定額減税がふるさと納税の利用に影響があるのではないか、と懸念される方もいらっしゃるのではないでしょうか。結論として、影響はありません。

ふるさと納税は、希望する自治体へ寄付として納税をすることにより、自己負担となる2,000円を除いた金額が、本来支払うべき所得税および住民税より控除される制度です。所得等の状況に応じて、所得税や住民税が控除される上限額が決まっています。

このふるさと納税の控除上限額は、定額減税を行う前の所得額等をもとに計算されるため、定額減税により2024年の納税額が減ったとしても、控除上限額への影響はありません。

会社員の場合、6月から定額減税を受けた後に、2025年ワンストップ特例制度または確定申告を行うことにより、ふるさと納税による寄付金控除が適用されます。その際に、寄付金控除を先に適用し、後から定額減税分を差し引く、という順序で算出し直します。

ふるさと納税を利用した影響で定額減税分が引ききれないケースでは、引ききれなかった分に相当する金額は調整給付が行われます。定額減税で引ききれなかった分損をする、ふるさと納税をしたつもりが自己負担になってしまう、などの心配も不要です。

よって、2024年分のふるさと納税の利用にあたっては、例年通り昨年の収入等の状況を参考に利用を進めて問題ありません。ただし、2024年の収入状況に変化がありそうな方、初めて住宅ローン控除の利用を予定されている方など、昨年から変化が予想される方は、2024年の収入等が確定する年末近くになってからの利用をおすすめします。

住宅ローン控除、生命保険料控除、iDeCo(小規模企業共済等掛金控除)についても、定額減税の影響はありません。先に上記制度の利用による控除が適用された税額から、定額減税分が引かれ、引ききれない分は調整給付が行われる、という対応になるため、今まで通り所得に応じた限度の範囲内でふるさと納税を利用してくださいね。

定額減税の適用を確認する方法

会社員の場合、所得税の定額減税分については6月以降に支給される給与明細・賞与明細、源泉徴収票に記載される「定額減税額」で確認をすることができます。

ふだん給与明細は細かく見ていない、という方も、6月以降の給与明細や賞与明細をチェックしてみましょう。

自身の定額減税の効果について確認するとともに、ふだん意識していない毎月の税金の支払を認識することで、税制面で優遇を受けられる制度の活用を考えるきっかけにもなります。

住民税における定額減税額は、「市民税・県民税・森林環境税 特別徴収税額の決定通知書」で確認できます。

給与所得者の場合は例年5月下旬以降に、普通徴収または公的年金からの特別徴収の場合は6月中旬以降に、通知書が送られてきます。

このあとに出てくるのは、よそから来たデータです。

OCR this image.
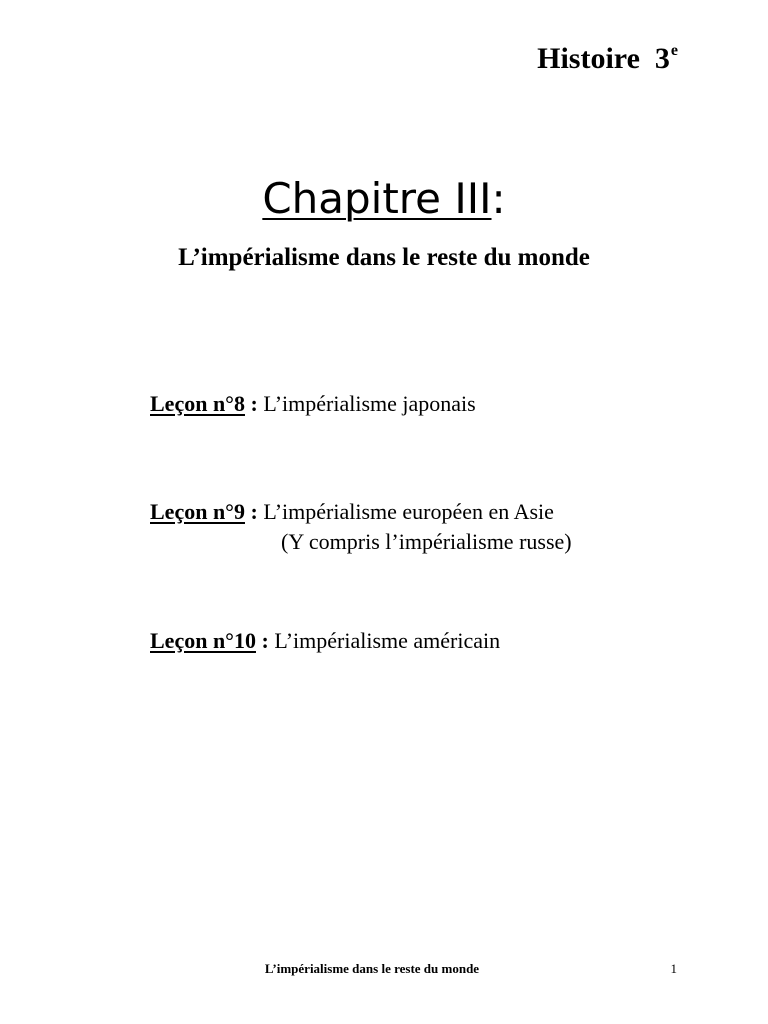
Histoire  3e
Chapitre III:
L’impérialisme dans le reste du monde
Leçon n°8 : L’impérialisme japonais
Leçon n°9 : L’impérialisme européen en Asie
(Y compris l’impérialisme russe)
Leçon n°10 : L’impérialisme américain
L’impérialisme dans le reste du monde	1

通知書の摘要欄において、「個人住民税減税控除済額」および「控除外額」が記載される予定です。「個人住民税減税控除済額」が個人住民税における減税額、「控除外額」が個人住民税における減税額のうち引ききれなかった減税額のことを指します。ご自身の場合は控除のみで完結するのか、調整給付を受ける可能性があるのかを確認しましょう。

定額減税分を引ききれなかった場合に給付される「調整給付金」は所得税額分と住民税額分を合算し、各市区町村が支給を行うことになっています。支給される時期や方法、必要な手続きについては市区町村によって異なります。お住いの市区町村からのお知らせを確認し、対応漏れがないようにしましょう。